5. 95% of the money & effort spent on low IQ students produces nothing of value to society. This is political suicide to say. It is also true. Mostly they'd be happier if they had marginally smarter teacher's aides help them master basic life skills, if possible.
6. 95% of the (now vanishing) money & effort spent on gifted (both "smart" & "near-genius") kids pays society back in skilled work & innovation--and in steering bright kids away from criminal activities such as computer hacking & various cons & frauds.
Turn a dimwit into a sociopath & you get a pickpocket or a stickup artist. Turn a genius into a sociopath & you get BP's executive suite.
7. It may be the parents' primary responsibility to give gifted kids the enrichment they need, but what about those with rotten parents? I was raised by a college-dropout drunkard. My largely absent dad had a 7th grade education. For kids like me it was school or nothing.
8. The issue of elitism & of testing primarily to exclude kids can be addressed best by making gifted programs self-selecting. Few mundanes want to spend time in our company, & the few who do should be welcomed.
This is my revolutionary suggestion. But I did it myself in my own gifted class--one girl who didn't test well enough wanted in, & I went to bat for her. Why not? As some commentors have pointed out, test-taking ability is a factor (and one I excel at), but it's not the only one. And she was willing to do the work.
Give bright kids the opportunity to dive into learning & most will--while most who aren't will avoid such situations like the plague. And if the teacher is commensurately bright, he/she will drive the kids such that the gifted ones will love it & the mundanes will bail.

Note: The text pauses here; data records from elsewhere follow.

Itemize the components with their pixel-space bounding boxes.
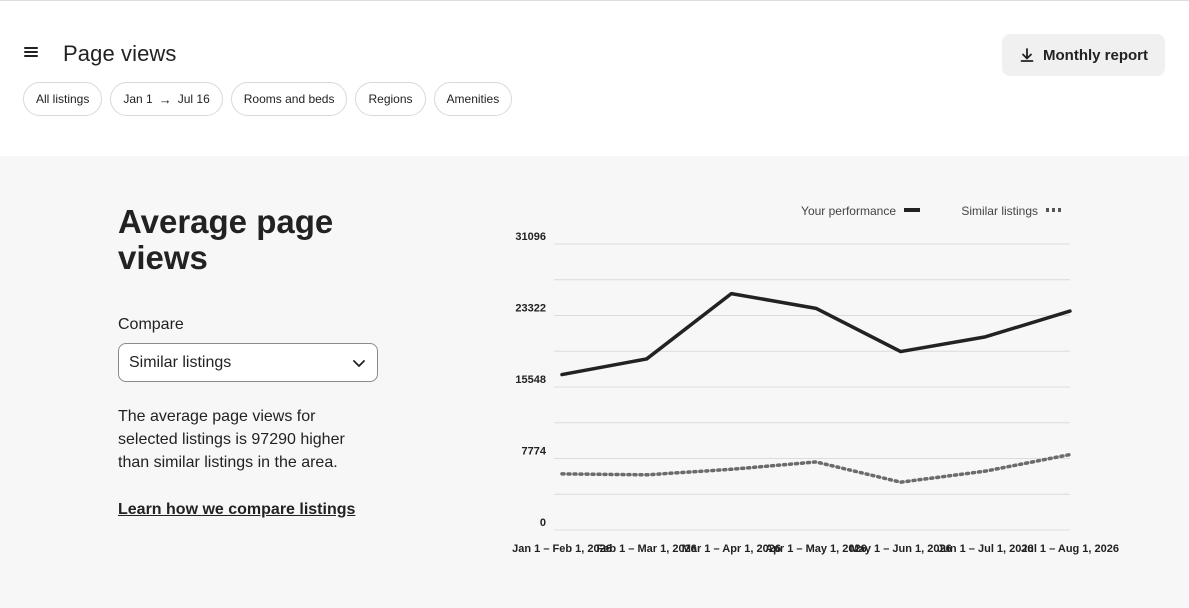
- page-views-chart: 0 7774 15548 23322 31096 Jan 1 – Feb 1, 2026 F…: [490, 196, 1170, 576]
- chevron-down-icon: [353, 359, 365, 367]
- compare-label: Compare: [118, 316, 184, 333]
- learn-compare-link[interactable]: Learn how we compare listings: [118, 501, 355, 519]
- compare-select-value: Similar listings: [129, 353, 232, 371]
- filter-rooms-label: Rooms and beds: [243, 92, 335, 106]
- y-tick-label: 7774: [522, 446, 547, 458]
- filter-amenities[interactable]: Amenities: [433, 82, 513, 116]
- filter-rooms-and-beds[interactable]: Rooms and beds: [230, 82, 348, 116]
- filter-regions[interactable]: Regions: [355, 82, 426, 116]
- menu-icon[interactable]: [22, 45, 40, 63]
- section-title: Average page views: [118, 203, 334, 276]
- filter-regions-label: Regions: [368, 92, 413, 106]
- filter-amenities-label: Amenities: [446, 92, 500, 106]
- legend-label-your-performance: Your performance: [801, 204, 896, 218]
- main-content: Average page views Compare Similar listi…: [0, 156, 1189, 608]
- y-tick-label: 23322: [515, 303, 546, 315]
- filter-bar: All listings Jan 1 → Jul 16 Rooms and be…: [23, 82, 513, 116]
- x-tick-label: Jun 1 – Jul 1, 2026: [937, 543, 1034, 555]
- page-title: Page views: [63, 41, 177, 66]
- x-tick-label: Jul 1 – Aug 1, 2026: [1021, 543, 1119, 555]
- date-from: Jan 1: [123, 92, 153, 106]
- y-tick-label: 15548: [515, 374, 546, 386]
- compare-select[interactable]: Similar listings: [118, 343, 378, 382]
- series-line-your-performance: [560, 291, 1072, 377]
- line-chart-svg: 07774155482332231096Jan 1 – Feb 1, 2026F…: [512, 204, 1119, 555]
- legend-label-similar-listings: Similar listings: [961, 204, 1038, 218]
- filter-date-range[interactable]: Jan 1 → Jul 16: [110, 82, 223, 116]
- arrow-right-icon: →: [158, 91, 172, 107]
- monthly-report-label: Monthly report: [1043, 46, 1148, 64]
- date-to: Jul 16: [177, 92, 210, 106]
- monthly-report-button[interactable]: Monthly report: [1002, 34, 1165, 76]
- filter-all-listings-label: All listings: [36, 92, 90, 106]
- download-icon: [1020, 48, 1034, 62]
- y-tick-label: 31096: [515, 231, 546, 243]
- filter-all-listings[interactable]: All listings: [23, 82, 103, 116]
- page-header: Page views Monthly report All listings J…: [0, 1, 1189, 156]
- y-tick-label: 0: [540, 517, 546, 529]
- comparison-description: The average page views for selected list…: [118, 408, 345, 471]
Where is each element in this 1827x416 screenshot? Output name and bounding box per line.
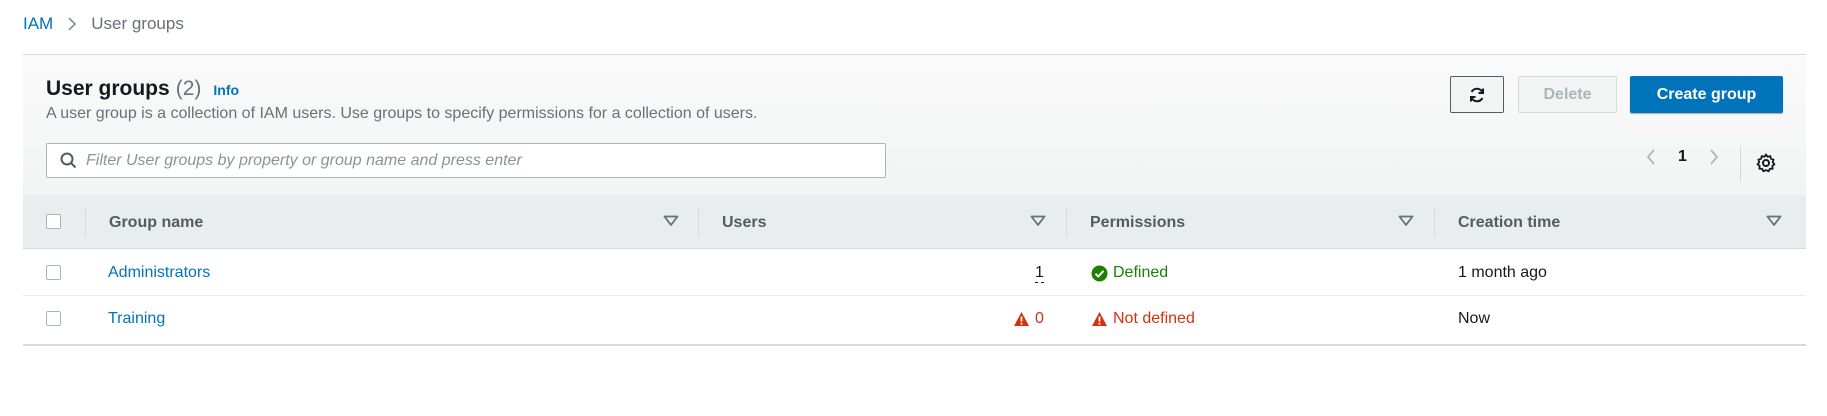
- warning-icon: [1014, 312, 1029, 326]
- page-description: A user group is a collection of IAM user…: [46, 105, 758, 122]
- group-count: (2): [175, 77, 202, 100]
- column-header-permissions[interactable]: Permissions: [1090, 196, 1185, 249]
- creation-time: 1 month ago: [1458, 264, 1547, 281]
- create-group-button[interactable]: Create group: [1630, 76, 1783, 113]
- column-divider: [698, 209, 699, 237]
- group-name-link[interactable]: Administrators: [108, 264, 210, 282]
- refresh-button[interactable]: [1450, 76, 1504, 113]
- column-divider: [85, 209, 86, 237]
- select-all-checkbox[interactable]: [46, 214, 61, 229]
- table-header: User groups (2) Info A user group is a c…: [23, 55, 1806, 196]
- permissions-status: Defined: [1091, 264, 1168, 282]
- user-groups-table-container: User groups (2) Info A user group is a c…: [23, 54, 1806, 346]
- sort-down-icon[interactable]: [1030, 215, 1046, 227]
- users-count[interactable]: 0: [1035, 310, 1044, 328]
- check-circle-icon: [1091, 265, 1108, 281]
- search-input[interactable]: [86, 151, 866, 170]
- sort-down-icon[interactable]: [1398, 215, 1414, 227]
- search-field[interactable]: [46, 143, 886, 178]
- settings-gear-icon[interactable]: [1756, 153, 1776, 173]
- column-header-group-name[interactable]: Group name: [109, 196, 203, 249]
- sort-down-icon[interactable]: [1766, 215, 1782, 227]
- column-header-creation-time[interactable]: Creation time: [1458, 196, 1560, 249]
- row-checkbox[interactable]: [46, 311, 61, 326]
- group-name-link[interactable]: Training: [108, 310, 165, 328]
- column-divider: [1066, 209, 1067, 237]
- permissions-status: Not defined: [1091, 310, 1195, 328]
- breadcrumb-iam-link[interactable]: IAM: [23, 14, 53, 34]
- table-row: Training 0 Not defined Now: [23, 296, 1806, 342]
- next-page-icon[interactable]: [1703, 148, 1725, 166]
- warning-icon: [1092, 312, 1107, 326]
- table-column-headers: Group name Users Permissions Creation ti…: [23, 196, 1806, 249]
- title-row: User groups (2) Info: [46, 77, 239, 101]
- creation-time: Now: [1458, 310, 1491, 327]
- page-title: User groups: [46, 77, 170, 100]
- permissions-label: Not defined: [1113, 310, 1195, 327]
- page-number[interactable]: 1: [1678, 148, 1687, 166]
- info-link[interactable]: Info: [213, 82, 239, 98]
- sort-down-icon[interactable]: [663, 215, 679, 227]
- pagination: 1: [1640, 148, 1725, 166]
- breadcrumb-current: User groups: [91, 14, 184, 33]
- breadcrumb: IAM User groups: [23, 14, 184, 34]
- row-checkbox[interactable]: [46, 265, 61, 280]
- users-count-warning: 0: [1013, 310, 1044, 328]
- column-divider: [1434, 209, 1435, 237]
- previous-page-icon[interactable]: [1640, 148, 1662, 166]
- column-header-users[interactable]: Users: [722, 196, 766, 249]
- permissions-label: Defined: [1113, 264, 1169, 281]
- chevron-right-icon: [67, 16, 77, 32]
- search-icon: [60, 152, 77, 169]
- users-count[interactable]: 1: [1035, 264, 1044, 283]
- pager-divider: [1740, 146, 1741, 182]
- refresh-icon: [1468, 86, 1486, 104]
- delete-button[interactable]: Delete: [1518, 76, 1617, 113]
- table-row: Administrators 1 Defined 1 month ago: [23, 250, 1806, 296]
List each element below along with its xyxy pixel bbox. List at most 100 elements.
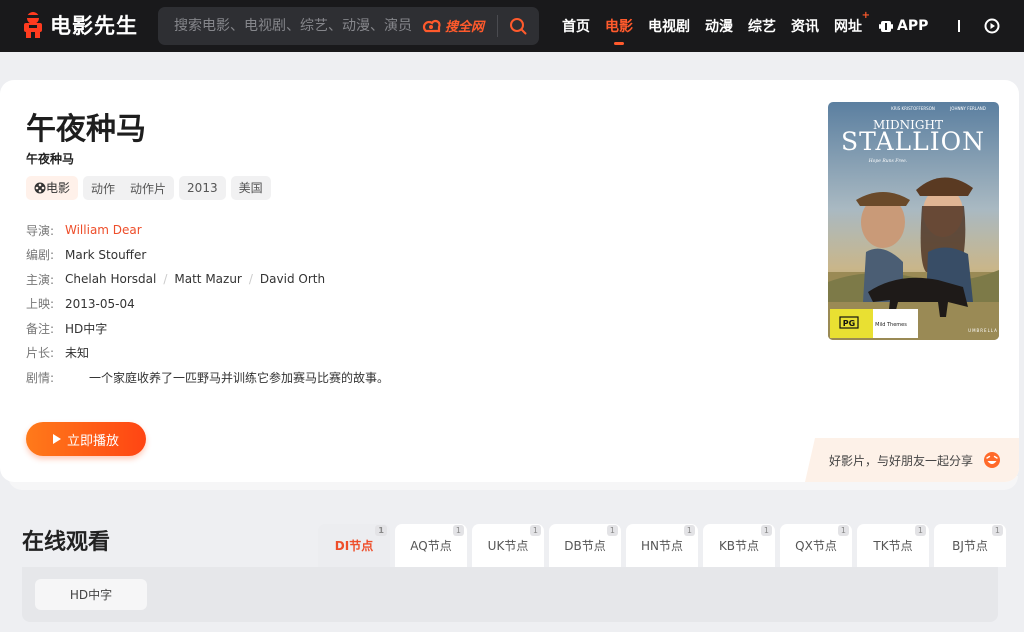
movie-poster[interactable]: KRIS KRISTOFFERSON JOHNNY FERLAND MIDNIG… xyxy=(828,102,999,340)
search-divider xyxy=(497,15,498,37)
genre-tag[interactable]: 动作 xyxy=(91,180,115,197)
tab-label: AQ节点 xyxy=(410,539,452,553)
search-engine-label: 搜全网 xyxy=(445,20,485,35)
tab-di[interactable]: DI节点 1 xyxy=(318,524,390,567)
director-row: 导演: William Dear xyxy=(26,218,389,243)
cast-link[interactable]: David Orth xyxy=(260,272,325,286)
runtime-label: 片长: xyxy=(26,346,55,361)
episode-button[interactable]: HD中字 xyxy=(35,579,147,610)
nav-item-movies[interactable]: 电影 xyxy=(605,16,633,45)
logo-text: 电影先生 xyxy=(50,14,138,38)
nav-item-tv[interactable]: 电视剧 xyxy=(648,16,690,36)
tab-bj[interactable]: BJ节点 1 xyxy=(934,524,1006,567)
note-value: HD中字 xyxy=(65,321,108,336)
play-now-label: 立即播放 xyxy=(66,432,119,448)
genre-tags: 动作 动作片 xyxy=(83,176,175,200)
movie-tags: 电影 动作 动作片 2013 美国 xyxy=(26,176,276,200)
tab-aq[interactable]: AQ节点 1 xyxy=(395,524,467,567)
plot-text: 一个家庭收养了一匹野马并训练它参加赛马比赛的故事。 xyxy=(89,370,390,385)
tab-count-badge: 1 xyxy=(760,525,772,536)
tab-uk[interactable]: UK节点 1 xyxy=(472,524,544,567)
writer-label: 编剧: xyxy=(26,248,55,263)
tab-label: HN节点 xyxy=(640,539,683,553)
tab-count-badge: 1 xyxy=(991,525,1003,536)
release-row: 上映: 2013-05-04 xyxy=(26,292,389,317)
cast-label: 主演: xyxy=(26,272,55,287)
nav-item-news[interactable]: 资讯 xyxy=(791,16,819,36)
poster-title-line2: STALLION xyxy=(841,127,985,156)
tab-label: BJ节点 xyxy=(952,539,988,553)
runtime-row: 片长: 未知 xyxy=(26,341,389,366)
movie-title: 午夜种马 xyxy=(26,112,146,147)
tab-count-badge: 1 xyxy=(837,525,849,536)
poster-actors: KRIS KRISTOFFERSON xyxy=(891,106,935,111)
app-download-link[interactable]: APP xyxy=(879,18,928,34)
search-bar: 搜全网 xyxy=(158,7,539,45)
separator: / xyxy=(248,272,253,287)
director-link[interactable]: William Dear xyxy=(65,223,142,237)
tab-label: UK节点 xyxy=(487,539,529,553)
site-logo[interactable]: 电影先生 xyxy=(20,10,138,40)
year-tag[interactable]: 2013 xyxy=(179,176,226,200)
episode-list: HD中字 xyxy=(22,567,998,622)
cast-link[interactable]: Matt Mazur xyxy=(174,272,241,286)
film-reel-icon xyxy=(34,182,46,194)
poster-tagline: Hope Runs Free. xyxy=(868,158,908,164)
note-row: 备注: HD中字 xyxy=(26,316,389,341)
tab-count-badge: 1 xyxy=(914,525,926,536)
type-tag-label: 电影 xyxy=(46,181,71,195)
movie-info-list: 导演: William Dear 编剧: Mark Stouffer 主演: C… xyxy=(26,218,389,390)
logo-icon xyxy=(22,12,44,38)
movie-detail-card: 午夜种马 午夜种马 电影 动作 动作片 2013 美国 导演: William … xyxy=(0,80,1019,482)
tab-count-badge: 1 xyxy=(683,525,695,536)
tab-count-badge: 1 xyxy=(606,525,618,536)
online-watch-title: 在线观看 xyxy=(22,530,111,555)
play-now-button[interactable]: 立即播放 xyxy=(26,422,146,456)
tab-qx[interactable]: QX节点 1 xyxy=(780,524,852,567)
nav-item-home[interactable]: 首页 xyxy=(562,16,590,36)
writer-link[interactable]: Mark Stouffer xyxy=(65,248,146,262)
movie-subtitle: 午夜种马 xyxy=(26,152,75,166)
share-text: 好影片，与好朋友一起分享 xyxy=(829,453,974,468)
search-icon[interactable] xyxy=(505,14,531,38)
search-input[interactable] xyxy=(174,16,414,36)
nav-divider xyxy=(958,20,961,32)
app-icon xyxy=(879,20,893,32)
nav-item-variety[interactable]: 综艺 xyxy=(748,16,776,36)
tab-label: TK节点 xyxy=(873,539,913,553)
tab-label: DI节点 xyxy=(334,539,374,553)
tab-count-badge: 1 xyxy=(529,525,541,536)
app-label: APP xyxy=(897,18,929,34)
tab-kb[interactable]: KB节点 1 xyxy=(703,524,775,567)
share-banner[interactable]: 好影片，与好朋友一起分享 xyxy=(805,438,1019,482)
region-tag[interactable]: 美国 xyxy=(230,176,271,200)
tab-label: QX节点 xyxy=(795,539,837,553)
nav-item-urls-label: 网址 xyxy=(834,19,862,35)
poster-rating: PG xyxy=(843,319,855,328)
play-icon xyxy=(52,434,61,444)
note-label: 备注: xyxy=(26,321,55,336)
poster-studio: UMBRELLA xyxy=(968,328,998,333)
nav-item-urls[interactable]: 网址 + xyxy=(834,10,870,36)
tab-db[interactable]: DB节点 1 xyxy=(549,524,621,567)
tab-label: KB节点 xyxy=(718,539,760,553)
tab-label: DB节点 xyxy=(564,539,606,553)
director-label: 导演: xyxy=(26,223,55,238)
type-tag[interactable]: 电影 xyxy=(26,176,79,200)
poster-rating-note: Mild Themes xyxy=(875,322,907,328)
play-history-icon[interactable] xyxy=(984,18,1000,34)
cloud-search-icon xyxy=(422,19,441,32)
main-nav: 首页 电影 电视剧 动漫 综艺 资讯 网址 + APP xyxy=(562,0,1000,52)
genre-tag[interactable]: 动作片 xyxy=(130,180,166,197)
release-date: 2013-05-04 xyxy=(65,296,135,311)
writer-row: 编剧: Mark Stouffer xyxy=(26,243,389,268)
runtime-value: 未知 xyxy=(65,346,90,361)
plot-label: 剧情: xyxy=(26,370,55,385)
cast-link[interactable]: Chelah Horsdal xyxy=(65,272,156,286)
tab-tk[interactable]: TK节点 1 xyxy=(857,524,929,567)
laughing-face-icon xyxy=(984,452,1001,468)
search-all-button[interactable]: 搜全网 xyxy=(422,16,484,35)
tab-hn[interactable]: HN节点 1 xyxy=(626,524,698,567)
cast-row: 主演: Chelah Horsdal / Matt Mazur / David … xyxy=(26,267,389,292)
nav-item-anime[interactable]: 动漫 xyxy=(705,16,733,36)
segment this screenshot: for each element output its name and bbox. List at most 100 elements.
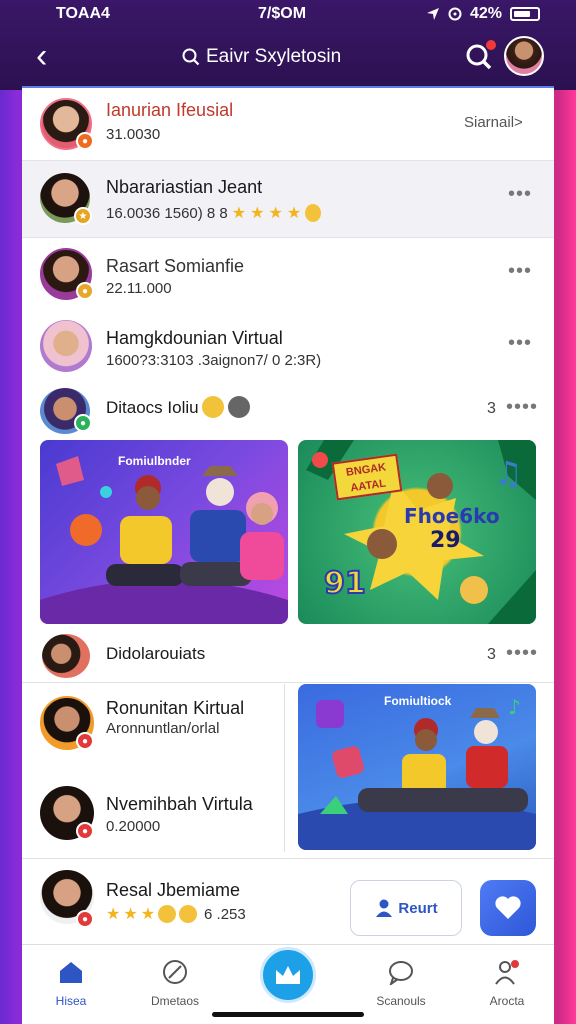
contact-meta: 6 .253 — [204, 905, 246, 923]
divider — [22, 858, 554, 859]
star-icon: ★ — [231, 205, 247, 222]
tab-label: Dmetaos — [150, 994, 200, 1008]
contact-meta: 31.0030 — [106, 126, 161, 143]
tab-label: Scanouls — [376, 994, 426, 1008]
alarm-icon — [448, 7, 462, 21]
group-name: Didolarouiats — [106, 644, 206, 663]
coin-icon — [305, 204, 322, 222]
compass-icon — [163, 960, 187, 984]
card-illustration: ♪ — [298, 695, 536, 850]
status-badge: ● — [76, 910, 94, 928]
tab-schedules[interactable]: Scanouls — [356, 945, 446, 1024]
status-bar: TOAA4 7/$OM 42% — [0, 0, 576, 28]
coin-icon — [158, 905, 177, 923]
more-options-button[interactable]: ••• — [508, 260, 532, 283]
star-icon: ★ — [268, 205, 283, 222]
status-badge: ★ — [74, 207, 92, 225]
emoji-icon — [202, 396, 224, 418]
create-fab-button[interactable] — [260, 947, 316, 1003]
group-count: 3 — [487, 400, 496, 417]
list-item[interactable]: ● Ianurian Ifeusial 31.0030 Siarnail> — [22, 88, 554, 160]
list-item[interactable]: ★ Nbarariastian Jeant 16.0036 1560) 8 8 … — [22, 161, 554, 237]
star-icon: ★ — [286, 205, 302, 222]
status-badge: ● — [76, 132, 94, 150]
event-card-bottom[interactable]: Fomiultiock ♪ — [298, 684, 536, 850]
contact-meta: 16.0036 1560) 8 8 — [106, 204, 228, 222]
battery-percent: 42% — [469, 5, 502, 22]
battery-icon — [510, 7, 540, 21]
meta-line: ★ ★ ★ 6 .253 — [106, 904, 246, 924]
card-title: Fhoe6ko — [404, 504, 500, 528]
status-badge: ● — [76, 282, 94, 300]
group-header[interactable]: ● Ditaocs Ioliu 3 •••• — [22, 384, 554, 436]
list-item[interactable]: ● Nvemihbah Virtula 0.20000 — [22, 776, 284, 856]
contact-name: Nbarariastian Jeant — [106, 177, 263, 197]
coin-icon — [179, 905, 198, 923]
column-divider — [284, 684, 285, 852]
card-number-large: 91 — [323, 565, 367, 602]
list-item[interactable]: Hamgkdounian Virtual 1600?3:3103 .3aigno… — [22, 314, 554, 384]
more-options-button[interactable]: •••• — [506, 642, 538, 665]
contact-name: Ianurian Ifeusial — [106, 100, 234, 120]
rsvp-label: Reurt — [398, 899, 438, 917]
rsvp-button[interactable]: Reurt — [350, 880, 462, 936]
home-icon — [60, 962, 82, 983]
back-button[interactable]: ‹ — [36, 36, 47, 76]
tab-account[interactable]: Arocta — [462, 945, 552, 1024]
group-header[interactable]: Didolarouiats 3 •••• — [22, 628, 554, 680]
person-icon — [495, 960, 519, 985]
header-title-wrap: Eaivr Sxyletosin — [182, 46, 341, 68]
tab-label: Hisea — [55, 994, 87, 1008]
svg-text:♪: ♪ — [508, 695, 521, 719]
crown-icon — [276, 966, 300, 984]
group-name: Ditaocs Ioliu — [106, 398, 199, 417]
main-panel: ● Ianurian Ifeusial 31.0030 Siarnail> ★ … — [22, 86, 554, 944]
contact-meta: 1600?3:3103 .3aignon7/ 0 2:3R) — [106, 352, 322, 369]
list-item[interactable]: ● Rasart Somianfie 22.11.000 ••• — [22, 238, 554, 314]
search-icon[interactable] — [182, 48, 200, 66]
card-number: 29 — [430, 528, 461, 553]
status-right: 42% — [426, 5, 540, 23]
contact-name: Rasart Somianfie — [106, 256, 245, 276]
status-left-text: TOAA4 — [56, 5, 110, 22]
location-icon — [426, 8, 439, 20]
meta-line: 16.0036 1560) 8 8 ★ ★ ★ ★ — [106, 203, 322, 223]
avatar — [40, 320, 92, 372]
status-time: 7/$OM — [258, 5, 307, 22]
status-badge: ● — [76, 822, 94, 840]
contact-meta: 22.11.000 — [106, 280, 172, 297]
star-icon: ★ — [250, 205, 265, 222]
svg-text:♫: ♫ — [494, 454, 523, 492]
contact-name: Resal Jbemiame — [106, 880, 241, 900]
tab-discover[interactable]: Dmetaos — [130, 945, 220, 1024]
contact-meta: Aronnuntlan/orlal — [106, 720, 220, 737]
avatar — [42, 634, 90, 678]
tab-label: Arocta — [489, 994, 525, 1008]
like-button[interactable] — [480, 880, 536, 936]
event-card-left[interactable]: Fomiulbnder — [40, 440, 288, 624]
more-options-button[interactable]: ••• — [508, 332, 532, 355]
star-icon: ★ — [140, 906, 156, 923]
status-badge: ● — [74, 414, 92, 432]
notifications-button[interactable] — [464, 40, 496, 72]
contact-name: Nvemihbah Virtula — [106, 794, 253, 814]
profile-avatar[interactable] — [504, 36, 544, 76]
more-options-button[interactable]: ••• — [508, 183, 532, 206]
app-header: ‹ Eaivr Sxyletosin — [22, 30, 554, 84]
chat-bubble-icon — [389, 961, 413, 987]
contact-meta: 0.20000 — [106, 818, 161, 835]
more-options-button[interactable]: •••• — [506, 396, 538, 419]
contact-name: Hamgkdounian Virtual — [106, 328, 283, 348]
page-title: Eaivr Sxyletosin — [206, 46, 342, 67]
event-card-right[interactable]: ♫ BNGAK AATAL Fhoe6ko 29 91 — [298, 440, 536, 624]
star-icon: ★ — [123, 906, 138, 923]
person-icon — [376, 899, 393, 917]
star-icon: ★ — [106, 906, 121, 923]
list-item[interactable]: ● Resal Jbemiame ★ ★ ★ 6 .253 — [22, 860, 554, 944]
action-link[interactable]: Siarnail> — [464, 114, 523, 131]
home-indicator — [212, 1012, 364, 1017]
tab-home[interactable]: Hisea — [26, 945, 116, 1024]
status-badge: ● — [76, 732, 94, 750]
list-item[interactable]: ● Ronunitan Kirtual Aronnuntlan/orlal — [22, 686, 284, 770]
divider — [22, 682, 554, 683]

9. The prime socialization lesson to teach your gifted kids is that if you treat mundanes like equals they'll think you're treating them like inferiors; but if you treat them like inferiors--but with noblesse oblige--they'll think you're treating them like equals. That is, don't firehose them but don't get all patronizing either. After all, none of us did diddly to earn or deserve our smarts.
10. No Child Left Behind has left gifted kids behind, squandering tax dollars on those who largely neither want nor can use the extra help. The program hasn’t touched black/Latino dropout rates, while it’s gutted Gifted Ed. And I voted for Obama.